Besides Hugo’s default Markdown renderer Goldmark, there’s also support for other content formats including Pandoc. Theoretically. In practice, I can’t get the snap version of Hugo to use the Pandoc binary. The error message is not overly helpful either:
Building sites … ERROR 2019/12/20 14:15:42 pandoc not found in $PATH: Please install.
Leaving pandoc content unrendered.
I think this is due to the strict security model of snaps (confinement). Installing the Hugo snap in --classic mode is not an option either.
If Pandoc were packaged as a snap, too, then it could offer an appropriate slot that other snaps including Hugo could plug into. But since this is not the case, I wonder if it wouldn’t be best if the snap package just included its own copy of the Pandoc binary (and maybe Asciidoctor and RST, too)?
The error message is very helpful. $PATH is the directory you are in when you type and run hugo. So if pandoc does not work in that directory, it can’t be found. I don’t want to go to search now, but if you type which pandoc (and I assume you are on Linux) what comes up? If it’s some exotic place you could do a symlink to /usr/bin/pandoc and it would be in the path. If it is not found you probably have it installed somewhere via npm or yarn and the bin path of that tool needs to be in your path. They (npm, yarn) typically have a page in their documentation about “putting it in the path”.
The easiest might be to install pandoc locally into your repository. Might work out of the box then.
And my whole answer needs to be read with the knowledge, that I don’t know what pandoc is or how it’s installed to your computer.
No, it’s not. It implies the cause of the problem is that Pandoc can’t be found in $PATH and thus is completely agnostic about the additional confinement imposed on snap packages.
if you type which pandoc (and I assume you are on Linux) what comes up?
Pandoc is installed in /usr/bin/pandoc on my system (I’ve installed in through the official DEB package; I’m on Ubuntu 16.04).
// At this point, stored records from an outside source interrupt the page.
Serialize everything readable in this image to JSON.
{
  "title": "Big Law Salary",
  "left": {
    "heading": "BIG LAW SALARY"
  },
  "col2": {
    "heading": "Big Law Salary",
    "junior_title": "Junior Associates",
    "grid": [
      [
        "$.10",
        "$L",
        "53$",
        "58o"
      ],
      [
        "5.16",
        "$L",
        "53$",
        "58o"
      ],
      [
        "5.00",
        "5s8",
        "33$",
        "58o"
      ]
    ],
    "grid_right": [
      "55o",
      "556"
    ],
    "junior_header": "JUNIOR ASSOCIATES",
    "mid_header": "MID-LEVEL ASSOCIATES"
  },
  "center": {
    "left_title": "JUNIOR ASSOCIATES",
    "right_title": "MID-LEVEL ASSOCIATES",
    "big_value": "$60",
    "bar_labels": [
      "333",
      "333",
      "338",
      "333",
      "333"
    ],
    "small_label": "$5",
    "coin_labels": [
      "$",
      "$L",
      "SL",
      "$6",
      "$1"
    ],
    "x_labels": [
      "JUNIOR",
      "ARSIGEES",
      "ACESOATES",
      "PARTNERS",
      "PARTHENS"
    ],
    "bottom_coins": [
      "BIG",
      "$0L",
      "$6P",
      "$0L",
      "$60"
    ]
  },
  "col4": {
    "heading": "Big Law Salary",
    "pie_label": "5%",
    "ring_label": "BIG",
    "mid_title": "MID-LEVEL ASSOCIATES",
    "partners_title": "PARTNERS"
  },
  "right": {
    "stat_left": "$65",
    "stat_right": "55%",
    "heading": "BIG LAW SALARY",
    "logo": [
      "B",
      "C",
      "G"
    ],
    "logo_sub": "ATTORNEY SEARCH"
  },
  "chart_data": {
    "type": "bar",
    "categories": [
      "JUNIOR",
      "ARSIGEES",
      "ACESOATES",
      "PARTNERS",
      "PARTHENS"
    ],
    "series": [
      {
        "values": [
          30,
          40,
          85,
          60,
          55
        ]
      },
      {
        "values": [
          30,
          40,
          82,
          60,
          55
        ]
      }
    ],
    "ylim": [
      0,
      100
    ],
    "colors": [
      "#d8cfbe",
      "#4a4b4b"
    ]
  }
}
The easiest might be to install pandoc locally into your repository. Might work out of the box then.
Even if that worked, I wouldn’t like such a workaround at all (duplicating the Pandoc executable for every Hugo site).
Well then install Hugo without using Snap. You complain about a Snap security feature here, not about a Hugo bug. Download Hugo as deb-package and install the same way you install the tools. You will complain about the now missing auto-update on new Hugo versions though. I solved this by watching new releases on the Hugo Github page.
What probably would work is putting the binaries into a repository and use that as module for all your website repos. But that’s even worse manageable in regards to updates and versions.
You complain about a Snap security feature here, not about a Hugo bug.
Well, as I see it I complain about a bug that’s specific to the Hugo snap package. Right now it seems impossible to use an official Hugo feature, namely rendering other content formats, with the snap version of Hugo.
As far as I understand it, the author of the Hugo snap package has means to solve this problem by either
offering a version with classic confinement so that users could opt-in to go without the additional security of strict confinement for the benefit of a working Pandoc/Asciidoctor/RST support.
shipping its own copies of the Pandoc/Asciidoctor/RST binaries and not changing anything regarding confinement. I guess this would be my favoured solution.
I solved this by watching new releases on the Hugo Github page.
That’s a quite creative interpretation of the term “solution”…
shipping its own copies of the Pandoc/Asciidoctor/RST binaries and not changing anything regarding confinement. I guess this would be my favoured solution.
The problem is, that this would increase the size of the Snap package massively if all extensions would be included. It makes more sense to write the documentation so, that the deficiencies of the Snap package become clear. The way I see it now all default features are included. If one needs more, they need to install a different version.
I remember in the release notes when @bep released the hugo-extended version the first time he went into depth on this topic.
Not sure about the classic method. If that is a feature that stays within Snap then this might be the better solution for these this specific cases. (my opinion)
Yes. But this is to some degree inherent to the security model of Snap, Flatpak and Co. They don’t share (and thus don’t need access to) system ressources as (much as) classic software packages do for the price of significantly increased storage space requirements.
Maybe the snap version that would ship the mentioned external binaries could be offered in a separate track?